A dangerous weekend weather system has killed at least 16 people in the U.S. South, with Georgia officials on Sunday reporting that 12 had died in severe weather that still threatens the region.
An apparent tornado blew through a mobile home park early in southern Georgia's rural Cook County — sheering off siding, upending homes and killing seven people, local authorities said. An eighth death was reported in Cook County by state officials, although it was unclear whether that victim lived in the park.
Two people were confirmed dead in neighbouring Georgia counties, bringing the state's toll to 12 a day after a reported tornado killed four in Mississippi. And the deadly weather wasn't over as night fell Sunday.
State of emergency
Georgia Gov. Nathan Deal declared an emergency for seven counties in the south-central part of the state, warning that dangerous conditions persisted and could reach north to the Atlanta area.
"I urge all Georgians to exercise caution and vigilance in order to remain safe and prevent further loss of life or injuries," Deal said in a news release.
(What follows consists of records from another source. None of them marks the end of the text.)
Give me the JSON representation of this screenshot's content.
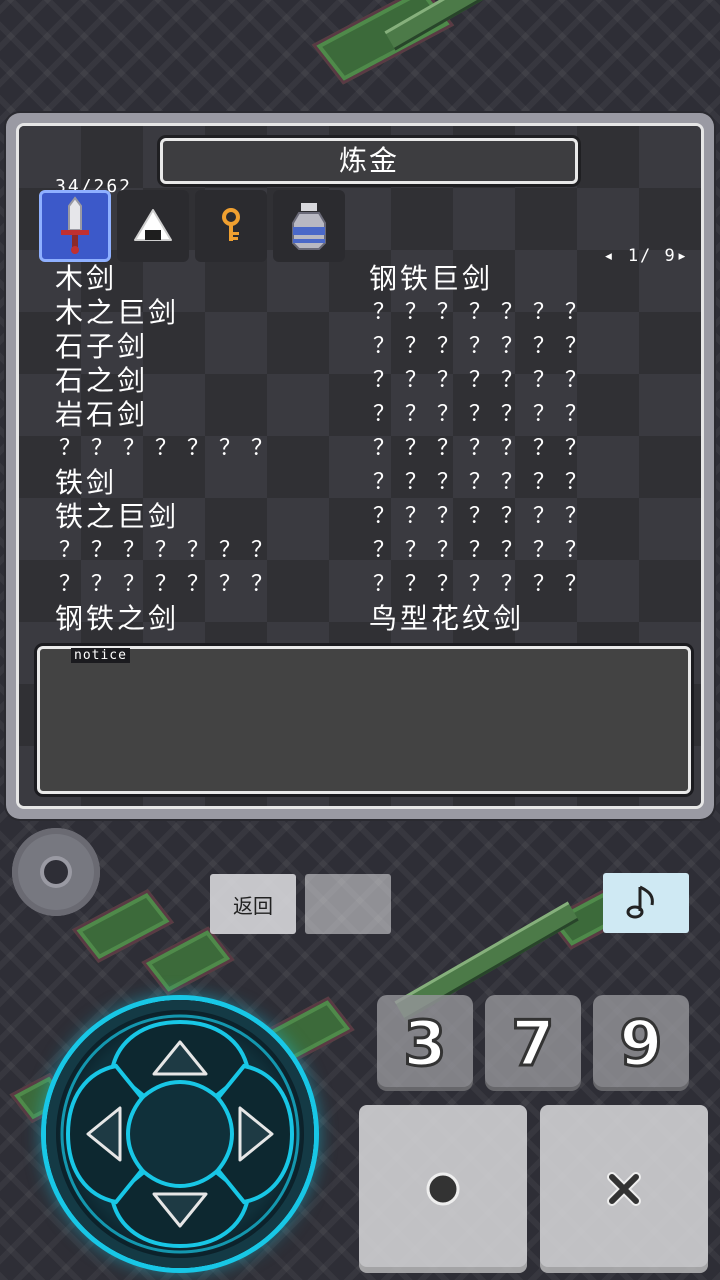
{
  "window": {
    "title": "炼金",
    "item_count": "34/262",
    "page_indicator": "◂ 1/ 9▸",
    "notice_label": "notice",
    "notice_text": ""
  },
  "categories": [
    {
      "name": "weapon",
      "icon": "sword-icon",
      "active": true
    },
    {
      "name": "food",
      "icon": "onigiri-icon",
      "active": false
    },
    {
      "name": "key",
      "icon": "key-icon",
      "active": false
    },
    {
      "name": "jar",
      "icon": "jar-icon",
      "active": false
    }
  ],
  "recipes_left": [
    "木剑",
    "木之巨剑",
    "石子剑",
    "石之剑",
    "岩石剑",
    "？？？？？？？",
    "铁剑",
    "铁之巨剑",
    "？？？？？？？",
    "？？？？？？？",
    "钢铁之剑"
  ],
  "recipes_right": [
    "钢铁巨剑",
    "？？？？？？？",
    "？？？？？？？",
    "？？？？？？？",
    "？？？？？？？",
    "？？？？？？？",
    "？？？？？？？",
    "？？？？？？？",
    "？？？？？？？",
    "？？？？？？？",
    "鸟型花纹剑"
  ],
  "controls": {
    "back_label": "返回",
    "music_icon": "music-note-icon",
    "settings_icon": "gear-icon",
    "numbers": [
      "3",
      "7",
      "9"
    ],
    "confirm_icon": "circle-icon",
    "cancel_icon": "cross-icon",
    "dpad_color": "#18c7e6"
  }
}
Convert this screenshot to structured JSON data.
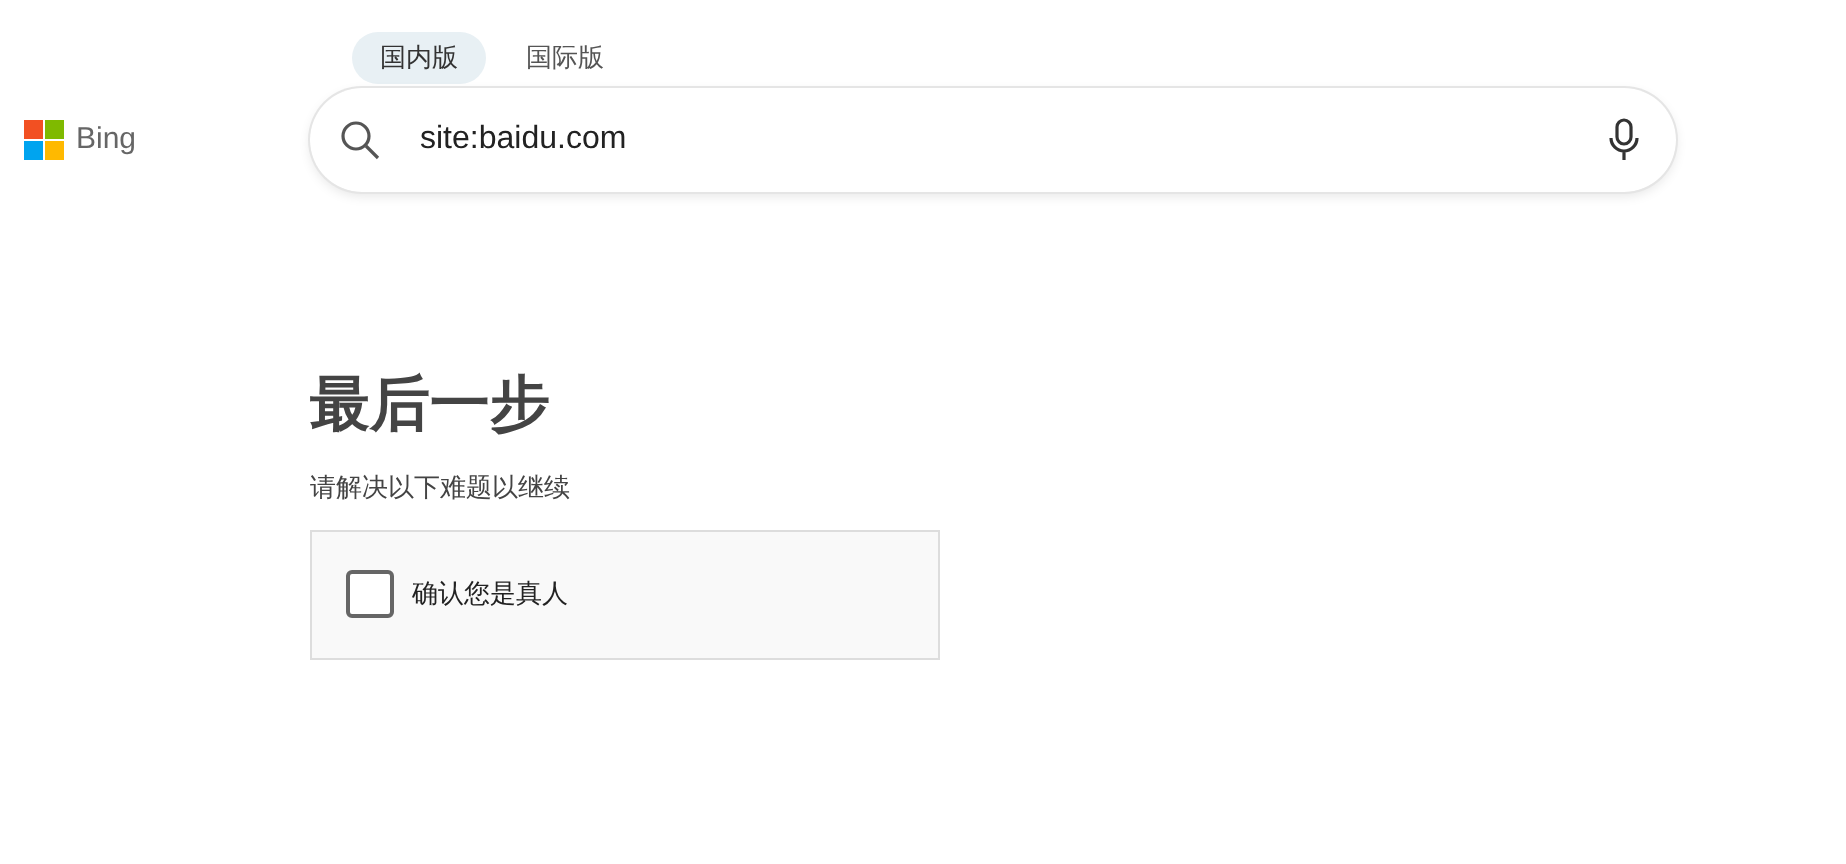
{
  "logo": {
    "text": "Bing"
  },
  "tabs": [
    {
      "label": "国内版",
      "selected": true
    },
    {
      "label": "国际版",
      "selected": false
    }
  ],
  "search": {
    "value": "site:baidu.com"
  },
  "challenge": {
    "title": "最后一步",
    "subtitle": "请解决以下难题以继续",
    "checkbox": {
      "label": "确认您是真人",
      "checked": false
    }
  }
}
The system had also injured 23 people in southern Georgia, the Georgia Emergency Management Agency said.
Severe winds toppled trees and downed power lines in Georgia and northern Florida on Sunday, and hail was sighted in northern Florida.Trump pledges federal assistance
President Donald Trump pledged federal assistance for Georgia, Florida and Alabama.
Trump said during a White House ceremony that he had spoken to Deal and planned to speak with Florida Governor Rick Scott about the storms.
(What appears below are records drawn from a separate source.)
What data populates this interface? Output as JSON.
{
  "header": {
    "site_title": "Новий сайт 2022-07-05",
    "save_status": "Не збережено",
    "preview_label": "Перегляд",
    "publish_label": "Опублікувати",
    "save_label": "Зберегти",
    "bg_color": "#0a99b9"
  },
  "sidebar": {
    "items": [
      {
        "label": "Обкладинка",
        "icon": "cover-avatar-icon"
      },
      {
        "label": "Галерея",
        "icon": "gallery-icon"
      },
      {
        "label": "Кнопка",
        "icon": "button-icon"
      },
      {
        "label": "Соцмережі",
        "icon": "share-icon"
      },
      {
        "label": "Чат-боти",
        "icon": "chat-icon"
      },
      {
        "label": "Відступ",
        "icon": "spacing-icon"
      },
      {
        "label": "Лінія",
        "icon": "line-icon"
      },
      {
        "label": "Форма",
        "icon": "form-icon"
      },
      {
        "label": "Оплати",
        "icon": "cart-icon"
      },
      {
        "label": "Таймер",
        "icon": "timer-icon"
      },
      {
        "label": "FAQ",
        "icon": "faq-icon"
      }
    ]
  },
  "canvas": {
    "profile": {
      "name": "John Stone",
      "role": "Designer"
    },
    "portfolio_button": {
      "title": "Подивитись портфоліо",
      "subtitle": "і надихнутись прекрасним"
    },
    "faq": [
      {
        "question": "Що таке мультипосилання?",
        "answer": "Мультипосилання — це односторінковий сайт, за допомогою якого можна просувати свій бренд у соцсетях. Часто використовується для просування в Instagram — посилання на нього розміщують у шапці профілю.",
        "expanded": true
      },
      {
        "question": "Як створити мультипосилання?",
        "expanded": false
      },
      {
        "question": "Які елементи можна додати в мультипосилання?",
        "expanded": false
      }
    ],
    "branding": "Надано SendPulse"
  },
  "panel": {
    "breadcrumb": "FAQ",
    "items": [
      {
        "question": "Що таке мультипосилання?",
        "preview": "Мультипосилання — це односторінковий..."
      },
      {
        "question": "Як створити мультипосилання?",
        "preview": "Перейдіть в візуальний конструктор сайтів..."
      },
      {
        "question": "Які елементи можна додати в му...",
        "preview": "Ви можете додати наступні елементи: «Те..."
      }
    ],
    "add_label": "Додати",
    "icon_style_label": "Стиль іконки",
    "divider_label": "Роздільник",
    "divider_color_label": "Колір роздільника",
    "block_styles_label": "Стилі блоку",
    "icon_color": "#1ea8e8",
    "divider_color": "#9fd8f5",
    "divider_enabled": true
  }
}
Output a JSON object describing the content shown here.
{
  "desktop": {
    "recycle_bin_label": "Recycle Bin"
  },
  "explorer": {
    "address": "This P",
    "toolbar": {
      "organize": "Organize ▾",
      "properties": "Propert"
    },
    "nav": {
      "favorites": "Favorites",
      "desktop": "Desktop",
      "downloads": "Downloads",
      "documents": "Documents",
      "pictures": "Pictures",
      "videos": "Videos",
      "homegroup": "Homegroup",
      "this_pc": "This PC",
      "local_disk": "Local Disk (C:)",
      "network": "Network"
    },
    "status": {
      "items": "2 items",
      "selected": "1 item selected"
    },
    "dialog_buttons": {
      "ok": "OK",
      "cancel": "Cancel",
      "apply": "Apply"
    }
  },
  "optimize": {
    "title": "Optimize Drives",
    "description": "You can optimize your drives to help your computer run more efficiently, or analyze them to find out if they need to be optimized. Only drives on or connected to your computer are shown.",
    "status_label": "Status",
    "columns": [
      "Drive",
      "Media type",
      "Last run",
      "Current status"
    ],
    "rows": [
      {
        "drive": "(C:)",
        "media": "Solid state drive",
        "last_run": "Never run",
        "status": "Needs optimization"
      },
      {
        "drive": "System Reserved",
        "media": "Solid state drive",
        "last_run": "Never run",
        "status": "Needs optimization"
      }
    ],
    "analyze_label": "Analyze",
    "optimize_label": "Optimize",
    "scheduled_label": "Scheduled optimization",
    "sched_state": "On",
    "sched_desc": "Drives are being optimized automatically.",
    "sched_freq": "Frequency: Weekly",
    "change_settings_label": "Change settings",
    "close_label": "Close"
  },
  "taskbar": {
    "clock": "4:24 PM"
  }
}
Trump said he expressed his condolences. "The tornadoes were vicious and powerful and strong and they suffered greatly," he said. "So we'll be helping out."
Photos from the affected areas showed collapsed buildings, homes with their roofs torn off, toppled trees and fields littered with debris.'A sense of shock'
First Baptist Church Adel was sheltering more than 50 people, said Pastor Bill Marlette, who had just informed a family that two of their relatives were among the dead.
"There's a lot of hurting people right now," he said, adding that many in the hard-hit mobile home park escaped with only the clothing on their backs.
"There's just a sense of shock. You always think it happens somewhere else, but when it happens to you, it catches you off guard," he told Reuters in a telephone interview.'High risk' warnings
The system prompted U.S. weather forecasters to issue a rare, "high risk" warning of severe storms threatening parts of southern Georgia, north Florida and Alabama on Sunday, the first such warning since 2014.
"These could be the kind of tornados you don't want to mess with," said Rich Thompson, lead forecaster at the National Weather Service Storm Prediction Center in Norman, Okla.
The severe weather could extend to central Florida and South Carolina into Sunday evening, menacing population centres in Jacksonville, Gainesville and Tallahassee in Florida; and Savannah and Albany in Georgia, the National Weather Service said.